I found this while investigating poor performance of mwc-random on 32-bit systems. 32-bit build runs 3-4 times slower than 64-bit build on the same hardware. It's difficult to estimate how faster would run optimal implementation since it doesn't exist. But it's probably at least 2x slowdown.

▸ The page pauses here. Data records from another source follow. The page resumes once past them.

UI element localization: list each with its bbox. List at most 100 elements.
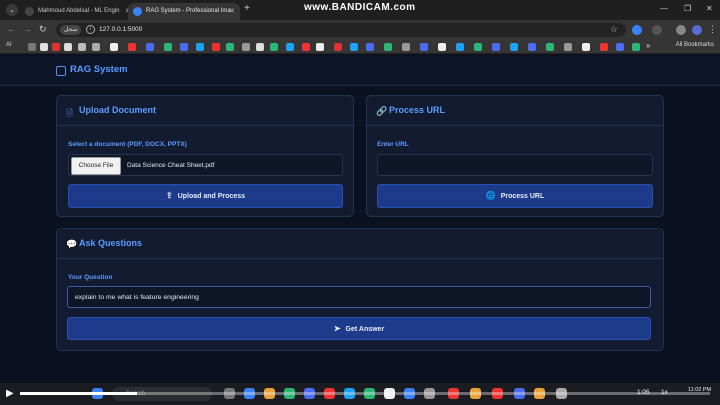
bookmark-icon[interactable]	[196, 43, 204, 51]
bookmark-icon[interactable]	[334, 43, 342, 51]
maximize-icon[interactable]: ❐	[684, 4, 691, 13]
taskbar: Search ▶ 1:05 1x 11:02 PM	[0, 383, 720, 405]
brand-title[interactable]: RAG System	[70, 64, 128, 75]
extension-icon[interactable]	[632, 25, 642, 35]
bookmark-icon[interactable]	[402, 43, 410, 51]
bookmark-icon[interactable]	[40, 43, 48, 51]
bookmark-icon[interactable]	[582, 43, 590, 51]
url-text[interactable]: 127.0.0.1:5000	[99, 23, 142, 37]
minimize-icon[interactable]: —	[660, 4, 668, 13]
browser-tab-profile[interactable]: Mahmoud Abdelsal - ML Engin ✕	[20, 3, 136, 20]
bookmark-icon[interactable]	[78, 43, 86, 51]
bookmark-icon[interactable]	[212, 43, 220, 51]
browser-tab-rag[interactable]: RAG System - Professional Ima ✕	[128, 3, 240, 20]
menu-icon[interactable]: ⋮	[708, 24, 717, 35]
upload-and-process-button[interactable]: ⇪ Upload and Process	[68, 184, 343, 208]
favicon	[133, 7, 142, 16]
tab-label: Mahmoud Abdelsal - ML Engin	[38, 8, 120, 14]
bookmark-icon[interactable]	[384, 43, 392, 51]
bookmark-icon[interactable]	[64, 43, 72, 51]
upload-document-card: 🗎 Upload Document Select a document (PDF…	[56, 95, 354, 217]
video-seek-bar[interactable]	[20, 392, 710, 395]
bookmark-icon[interactable]	[350, 43, 358, 51]
url-badge[interactable]: سجل	[60, 25, 82, 35]
bookmark-icon[interactable]	[128, 43, 136, 51]
bookmark-icon[interactable]	[302, 43, 310, 51]
button-label: Upload and Process	[177, 193, 245, 200]
bookmark-icon[interactable]	[316, 43, 324, 51]
process-url-button[interactable]: 🌐 Process URL	[377, 184, 653, 208]
bookmark-folder[interactable]: AI	[6, 42, 12, 48]
video-progress	[20, 392, 138, 395]
button-label: Process URL	[500, 193, 545, 200]
recorder-watermark: www.BANDICAM.com	[304, 2, 416, 13]
url-field[interactable]: سجل i 127.0.0.1:5000 ☆	[56, 23, 626, 37]
bookmark-icon[interactable]	[546, 43, 554, 51]
question-label: Your Question	[68, 274, 113, 281]
bookmarks-bar: AI » All Bookmarks	[0, 40, 720, 54]
bookmark-icon[interactable]	[52, 43, 60, 51]
card-title: Process URL	[389, 105, 446, 115]
ask-questions-card: 💬 Ask Questions Your Question ➤ Get Answe…	[56, 228, 664, 351]
back-icon[interactable]: ←	[7, 24, 16, 34]
chevron-right-icon[interactable]: »	[646, 41, 650, 50]
star-icon[interactable]: ☆	[610, 24, 618, 35]
info-icon[interactable]: i	[86, 25, 95, 34]
bookmark-icon[interactable]	[226, 43, 234, 51]
close-icon[interactable]: ✕	[229, 3, 235, 20]
bookmark-icon[interactable]	[600, 43, 608, 51]
bookmark-icon[interactable]	[28, 43, 36, 51]
url-input[interactable]	[377, 154, 653, 176]
url-label: Enter URL	[377, 141, 409, 148]
new-tab-icon[interactable]: +	[244, 3, 250, 14]
selected-file-name: Data Science Cheat Sheet.pdf	[127, 162, 215, 169]
bookmark-icon[interactable]	[110, 43, 118, 51]
bookmark-icon[interactable]	[164, 43, 172, 51]
card-header: 💬 Ask Questions	[57, 229, 663, 259]
system-clock: 11:02 PM	[688, 387, 712, 393]
video-time: 1:05	[637, 389, 650, 396]
bookmark-icon[interactable]	[510, 43, 518, 51]
tab-list-icon[interactable]: ⌄	[6, 4, 18, 16]
bookmark-icon[interactable]	[474, 43, 482, 51]
profile-icon[interactable]	[676, 25, 686, 35]
bookmark-icon[interactable]	[632, 43, 640, 51]
bookmark-icon[interactable]	[492, 43, 500, 51]
card-header: 🗎 Upload Document	[57, 96, 353, 126]
bookmark-icon[interactable]	[242, 43, 250, 51]
bookmark-icon[interactable]	[270, 43, 278, 51]
bookmark-icon[interactable]	[616, 43, 624, 51]
bookmark-icon[interactable]	[92, 43, 100, 51]
bookmark-icon[interactable]	[146, 43, 154, 51]
get-answer-button[interactable]: ➤ Get Answer	[67, 317, 651, 340]
question-input[interactable]	[67, 286, 651, 308]
bookmark-icon[interactable]	[286, 43, 294, 51]
playback-speed[interactable]: 1x	[661, 389, 668, 396]
window-close-icon[interactable]: ✕	[706, 4, 713, 13]
tab-label: RAG System - Professional Ima	[146, 8, 231, 14]
bookmark-icon[interactable]	[256, 43, 264, 51]
bookmark-icon[interactable]	[438, 43, 446, 51]
play-icon[interactable]: ▶	[6, 388, 14, 399]
bookmark-icon[interactable]	[456, 43, 464, 51]
bookmark-icon[interactable]	[366, 43, 374, 51]
extension-icon[interactable]	[652, 25, 662, 35]
choose-file-button[interactable]: Choose File	[71, 157, 121, 175]
link-icon: 🔗	[376, 106, 388, 116]
bookmark-icon[interactable]	[528, 43, 536, 51]
card-header: 🔗 Process URL	[367, 96, 663, 126]
chat-icon: 💬	[66, 239, 78, 249]
document-label: Select a document (PDF, DOCX, PPTX)	[68, 141, 187, 148]
card-title: Upload Document	[79, 105, 157, 115]
file-input[interactable]: Choose File Data Science Cheat Sheet.pdf	[68, 154, 343, 176]
bookmark-icon[interactable]	[420, 43, 428, 51]
bookmark-icon[interactable]	[564, 43, 572, 51]
all-bookmarks[interactable]: All Bookmarks	[676, 42, 714, 48]
forward-icon[interactable]: →	[23, 24, 32, 34]
avatar[interactable]	[692, 25, 702, 35]
bookmark-icon[interactable]	[180, 43, 188, 51]
send-icon: ➤	[333, 324, 341, 333]
process-url-card: 🔗 Process URL Enter URL 🌐 Process URL	[366, 95, 664, 217]
reload-icon[interactable]: ↻	[39, 24, 47, 35]
upload-icon: ⇪	[166, 191, 173, 200]
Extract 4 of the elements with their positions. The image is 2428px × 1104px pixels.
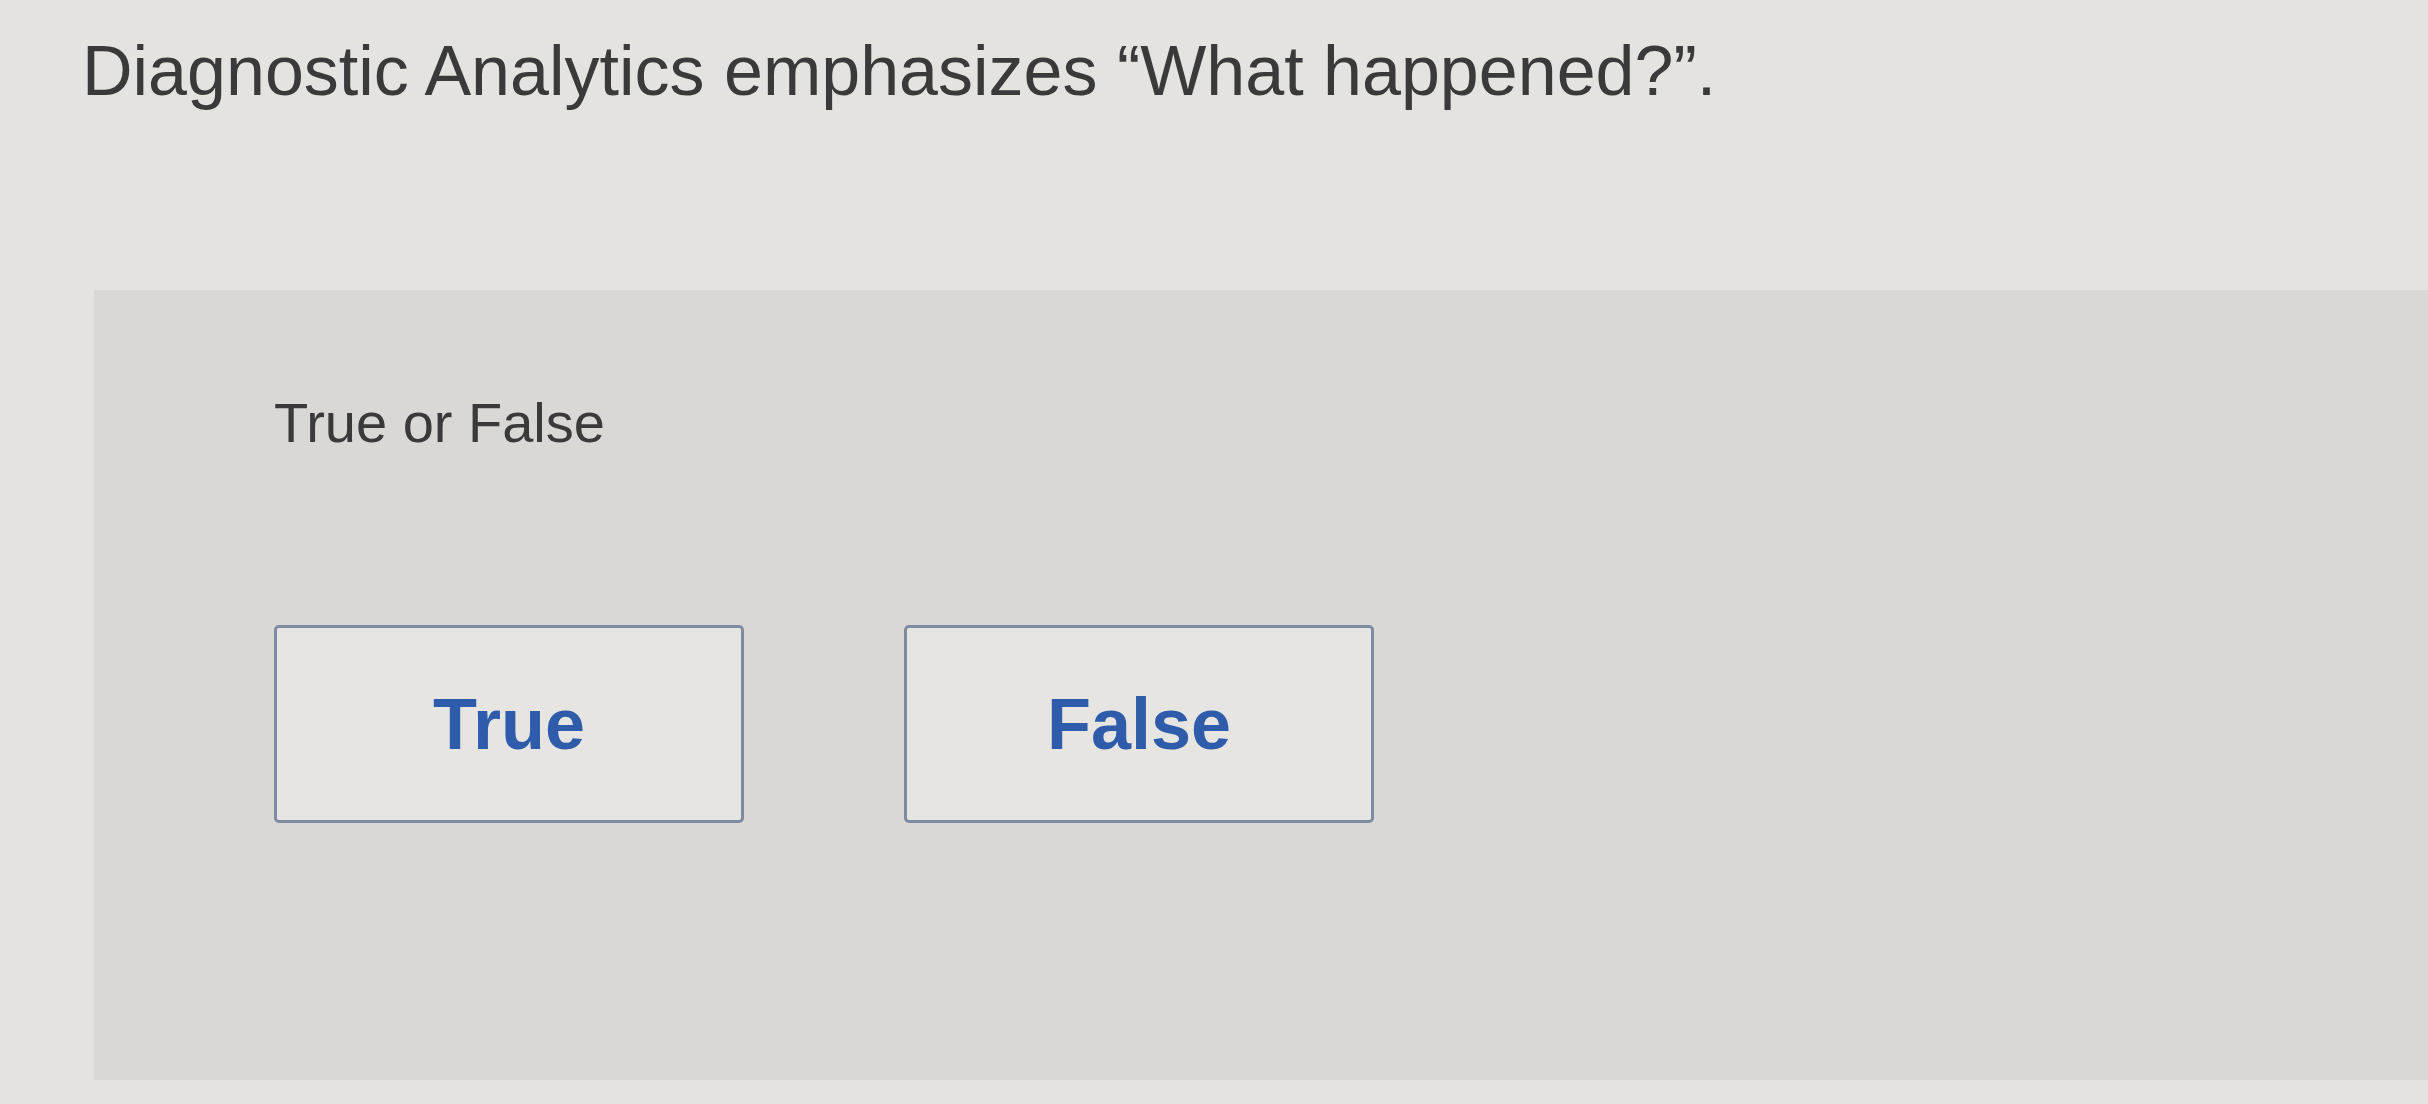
question-text: Diagnostic Analytics emphasizes “What happened?”. <box>82 31 1717 112</box>
answer-option-button[interactable]: False <box>904 625 1374 823</box>
instruction-text: True or False <box>274 390 605 455</box>
answer-option-button[interactable]: True <box>274 625 744 823</box>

Here is simple program to demonstrate issue
sqr64 :: Int32 -> Int64
sqr64 x = y * y where y = fromIntegral x
Here is optimized core
$wsqr64 :: Int# -> Int64
$wsqr64 =
\ (ww_sGO :: Int#) ->
case {__pkg_ccall ghc-prim hs_intToInt64 Int#
-> State# RealWorld -> (# State# RealWorld, Int64# #)}_aFY
ww_sGO realWorld#
of _ { (# _, ds2_aG2 #) ->
case {__pkg_ccall ghc-prim hs_timesInt64 Int64#
-> Int64# -> State# RealWorld -> (# State# RealWorld, Int64# #)}_aGc
ds2_aG2 ds2_aG2 realWorld#
of _ { (# _, ds4_aGi #) ->
I64# ds4_aGi
}
}
sqr64 :: Int32 -> Int64
sqr64 = \ (w_sGM :: Int32) ->
case w_sGM of _ { I32# ww_sGO -> $wsqr64 ww_sGO }
Trac metadata
Trac field | Value |
---|---|
Version | 7.2.1 |
Type | Bug |
TypeOfFailure | OtherFailure |
Priority | normal |
Resolution | Unresolved |
Component | Compiler |
Test case | |
Differential revisions | |
BlockedBy | |
Related | |
Blocking | |
CC | |
Operating system | |
Architecture |